Very low speaker impedance


Hi folks, I would like to know what is the reason that some speaker designs have such a low impedance. For example the lowest impedance of Kinoshita studio monitor speakers is less than 1 ohm (near short)! Why does the manufacturer choose for this kind of ridiculously low impedances? Do speakers with low impedances sound better than speakers with normal (between 4-8 ohm) impedance? Some of those speakers do sound excellent: Apogee Scintilla, Kinoshita studio monitors, the old Thiel CS5i. If the answer to this question is: yes, then most today's speaker manufacturers are compromising the sound of their designs for a more benign impedance behaviour, so the consumers won't be having trouble with their amplifiers. With other words, the choice would be a commercial rather than audiophile one.
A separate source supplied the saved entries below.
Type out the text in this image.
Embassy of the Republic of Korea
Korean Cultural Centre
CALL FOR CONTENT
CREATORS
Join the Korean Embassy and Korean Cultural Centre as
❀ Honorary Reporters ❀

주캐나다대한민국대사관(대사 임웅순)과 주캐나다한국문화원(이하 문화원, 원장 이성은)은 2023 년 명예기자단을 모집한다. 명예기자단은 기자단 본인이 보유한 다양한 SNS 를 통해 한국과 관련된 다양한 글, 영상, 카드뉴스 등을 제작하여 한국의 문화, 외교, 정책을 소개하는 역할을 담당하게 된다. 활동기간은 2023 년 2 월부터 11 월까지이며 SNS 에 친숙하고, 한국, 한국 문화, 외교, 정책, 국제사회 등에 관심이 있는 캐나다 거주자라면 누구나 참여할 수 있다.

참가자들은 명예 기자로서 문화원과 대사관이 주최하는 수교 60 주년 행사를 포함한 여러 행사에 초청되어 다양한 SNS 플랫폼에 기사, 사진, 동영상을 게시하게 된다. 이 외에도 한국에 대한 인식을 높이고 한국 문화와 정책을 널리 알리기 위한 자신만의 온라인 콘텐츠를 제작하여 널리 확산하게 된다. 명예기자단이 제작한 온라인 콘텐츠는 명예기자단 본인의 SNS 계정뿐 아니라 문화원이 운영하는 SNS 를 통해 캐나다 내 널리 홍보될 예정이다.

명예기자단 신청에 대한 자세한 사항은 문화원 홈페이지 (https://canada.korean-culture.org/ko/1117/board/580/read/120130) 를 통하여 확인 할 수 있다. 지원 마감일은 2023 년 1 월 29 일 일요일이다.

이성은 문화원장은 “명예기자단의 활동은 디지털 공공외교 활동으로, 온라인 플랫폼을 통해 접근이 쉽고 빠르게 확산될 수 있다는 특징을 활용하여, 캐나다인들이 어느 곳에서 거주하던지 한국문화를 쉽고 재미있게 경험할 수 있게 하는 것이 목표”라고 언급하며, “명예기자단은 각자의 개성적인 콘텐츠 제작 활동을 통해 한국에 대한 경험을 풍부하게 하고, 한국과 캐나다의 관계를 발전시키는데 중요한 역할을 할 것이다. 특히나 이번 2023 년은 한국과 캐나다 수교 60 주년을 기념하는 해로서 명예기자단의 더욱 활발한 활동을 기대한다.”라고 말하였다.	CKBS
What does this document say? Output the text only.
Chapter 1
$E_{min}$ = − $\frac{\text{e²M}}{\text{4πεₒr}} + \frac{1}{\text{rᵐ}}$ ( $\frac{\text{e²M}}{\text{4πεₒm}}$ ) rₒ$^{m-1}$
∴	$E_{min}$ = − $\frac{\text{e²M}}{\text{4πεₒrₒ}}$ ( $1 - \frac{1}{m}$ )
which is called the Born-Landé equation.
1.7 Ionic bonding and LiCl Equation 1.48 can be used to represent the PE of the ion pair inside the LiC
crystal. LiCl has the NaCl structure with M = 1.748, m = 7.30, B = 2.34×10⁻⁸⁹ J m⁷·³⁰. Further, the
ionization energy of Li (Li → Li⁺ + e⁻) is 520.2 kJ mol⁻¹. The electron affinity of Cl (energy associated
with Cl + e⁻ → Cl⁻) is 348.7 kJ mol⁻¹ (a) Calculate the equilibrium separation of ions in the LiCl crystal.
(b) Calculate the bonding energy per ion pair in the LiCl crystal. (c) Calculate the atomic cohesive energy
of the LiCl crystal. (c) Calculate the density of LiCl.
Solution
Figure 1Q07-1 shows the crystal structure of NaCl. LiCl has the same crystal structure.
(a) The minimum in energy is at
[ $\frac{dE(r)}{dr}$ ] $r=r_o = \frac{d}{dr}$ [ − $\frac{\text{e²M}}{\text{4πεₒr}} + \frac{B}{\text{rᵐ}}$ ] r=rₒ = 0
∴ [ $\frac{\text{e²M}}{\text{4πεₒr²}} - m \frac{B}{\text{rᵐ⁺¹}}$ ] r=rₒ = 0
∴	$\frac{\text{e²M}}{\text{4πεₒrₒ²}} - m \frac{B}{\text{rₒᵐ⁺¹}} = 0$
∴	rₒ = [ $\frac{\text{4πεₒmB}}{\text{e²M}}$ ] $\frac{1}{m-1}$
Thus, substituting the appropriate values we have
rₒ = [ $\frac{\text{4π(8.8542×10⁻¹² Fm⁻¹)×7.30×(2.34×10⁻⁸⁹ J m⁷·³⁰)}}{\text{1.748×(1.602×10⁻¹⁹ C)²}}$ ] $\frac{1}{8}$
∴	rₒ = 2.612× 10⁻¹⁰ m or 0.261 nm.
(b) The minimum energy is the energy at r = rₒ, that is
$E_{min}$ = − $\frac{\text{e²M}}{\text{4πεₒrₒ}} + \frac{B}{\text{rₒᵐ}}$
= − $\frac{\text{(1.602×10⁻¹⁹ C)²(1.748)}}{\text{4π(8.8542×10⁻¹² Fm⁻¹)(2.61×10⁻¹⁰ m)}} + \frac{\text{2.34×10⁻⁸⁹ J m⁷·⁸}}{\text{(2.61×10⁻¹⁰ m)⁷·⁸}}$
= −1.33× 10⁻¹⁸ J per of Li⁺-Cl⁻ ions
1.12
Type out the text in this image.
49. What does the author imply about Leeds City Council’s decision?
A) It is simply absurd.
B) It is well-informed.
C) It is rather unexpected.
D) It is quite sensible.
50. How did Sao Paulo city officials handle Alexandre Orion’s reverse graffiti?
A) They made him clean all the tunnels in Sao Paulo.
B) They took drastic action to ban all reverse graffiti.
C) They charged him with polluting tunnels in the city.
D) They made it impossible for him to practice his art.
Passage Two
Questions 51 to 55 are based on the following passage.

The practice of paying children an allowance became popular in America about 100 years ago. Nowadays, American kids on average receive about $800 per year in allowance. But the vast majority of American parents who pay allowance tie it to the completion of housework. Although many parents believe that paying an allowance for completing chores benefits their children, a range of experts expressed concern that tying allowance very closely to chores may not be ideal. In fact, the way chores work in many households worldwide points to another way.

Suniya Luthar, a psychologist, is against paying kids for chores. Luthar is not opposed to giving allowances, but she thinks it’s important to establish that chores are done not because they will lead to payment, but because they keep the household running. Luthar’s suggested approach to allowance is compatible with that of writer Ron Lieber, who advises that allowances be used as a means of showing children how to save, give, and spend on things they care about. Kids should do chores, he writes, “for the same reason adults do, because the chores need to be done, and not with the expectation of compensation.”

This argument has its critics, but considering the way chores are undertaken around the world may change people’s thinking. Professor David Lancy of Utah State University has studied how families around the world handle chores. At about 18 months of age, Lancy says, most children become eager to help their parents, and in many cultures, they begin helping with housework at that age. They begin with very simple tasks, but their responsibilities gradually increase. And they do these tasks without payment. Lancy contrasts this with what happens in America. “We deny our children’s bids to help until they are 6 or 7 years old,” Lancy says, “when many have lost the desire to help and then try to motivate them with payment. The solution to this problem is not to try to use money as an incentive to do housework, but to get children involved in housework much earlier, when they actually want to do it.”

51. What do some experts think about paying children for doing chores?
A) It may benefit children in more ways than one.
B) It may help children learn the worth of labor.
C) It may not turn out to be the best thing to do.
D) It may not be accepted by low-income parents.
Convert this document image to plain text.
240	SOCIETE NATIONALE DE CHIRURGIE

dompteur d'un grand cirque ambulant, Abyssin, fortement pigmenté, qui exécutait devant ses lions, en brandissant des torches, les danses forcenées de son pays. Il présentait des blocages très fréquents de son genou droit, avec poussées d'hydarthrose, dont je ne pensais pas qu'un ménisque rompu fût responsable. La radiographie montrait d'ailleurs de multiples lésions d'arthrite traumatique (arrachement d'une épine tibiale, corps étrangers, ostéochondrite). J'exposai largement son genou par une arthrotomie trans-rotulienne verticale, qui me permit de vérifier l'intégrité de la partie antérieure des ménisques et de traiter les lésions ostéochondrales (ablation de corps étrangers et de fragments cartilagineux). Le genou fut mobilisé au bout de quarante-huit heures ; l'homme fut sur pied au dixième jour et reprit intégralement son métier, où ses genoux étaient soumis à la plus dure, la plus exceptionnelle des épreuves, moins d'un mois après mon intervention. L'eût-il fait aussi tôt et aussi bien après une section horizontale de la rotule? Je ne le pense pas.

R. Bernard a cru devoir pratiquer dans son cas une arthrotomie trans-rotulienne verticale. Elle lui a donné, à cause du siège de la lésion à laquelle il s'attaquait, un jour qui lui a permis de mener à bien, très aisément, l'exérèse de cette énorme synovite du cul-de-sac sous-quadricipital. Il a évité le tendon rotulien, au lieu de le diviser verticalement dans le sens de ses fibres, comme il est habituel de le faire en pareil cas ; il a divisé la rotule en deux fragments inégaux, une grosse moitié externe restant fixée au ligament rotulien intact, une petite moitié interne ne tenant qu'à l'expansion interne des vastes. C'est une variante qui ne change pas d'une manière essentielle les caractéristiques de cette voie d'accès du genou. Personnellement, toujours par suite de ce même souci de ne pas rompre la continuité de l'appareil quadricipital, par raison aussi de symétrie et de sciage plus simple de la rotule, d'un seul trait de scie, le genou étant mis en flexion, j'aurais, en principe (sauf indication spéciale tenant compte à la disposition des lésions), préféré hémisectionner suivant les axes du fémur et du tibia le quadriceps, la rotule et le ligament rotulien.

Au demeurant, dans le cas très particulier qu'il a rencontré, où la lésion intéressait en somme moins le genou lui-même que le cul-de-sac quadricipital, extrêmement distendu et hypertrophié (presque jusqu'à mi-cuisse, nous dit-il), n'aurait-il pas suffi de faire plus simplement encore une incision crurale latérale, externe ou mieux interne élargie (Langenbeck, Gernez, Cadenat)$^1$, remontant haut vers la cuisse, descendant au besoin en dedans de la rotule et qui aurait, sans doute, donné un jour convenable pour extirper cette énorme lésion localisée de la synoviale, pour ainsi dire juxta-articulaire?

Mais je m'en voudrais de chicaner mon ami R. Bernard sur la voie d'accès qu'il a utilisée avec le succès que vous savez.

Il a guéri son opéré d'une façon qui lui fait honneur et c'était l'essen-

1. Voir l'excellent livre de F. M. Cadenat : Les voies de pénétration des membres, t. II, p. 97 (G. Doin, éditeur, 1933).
Are there speaker designers out there who want to give their response?

Chris
dazzdax

Showing 2 responses by rademaker

The ultra low 1 ohm loads has really nothing to do with outdated technology, it is simply what the designer intended to design and tninks what sounds best according to his opinion.
Chris you should not thinks to theoretically, it is the total design which makes a speaker sounds beautiful,and that is far more complex then the 1 ohm load only, so many other factors !!!
Chris this is not true, current Kinoshita speakers are still using under the 1 ohm loads,. even with the current technology they themself are still the worldwide reference for true monitoring.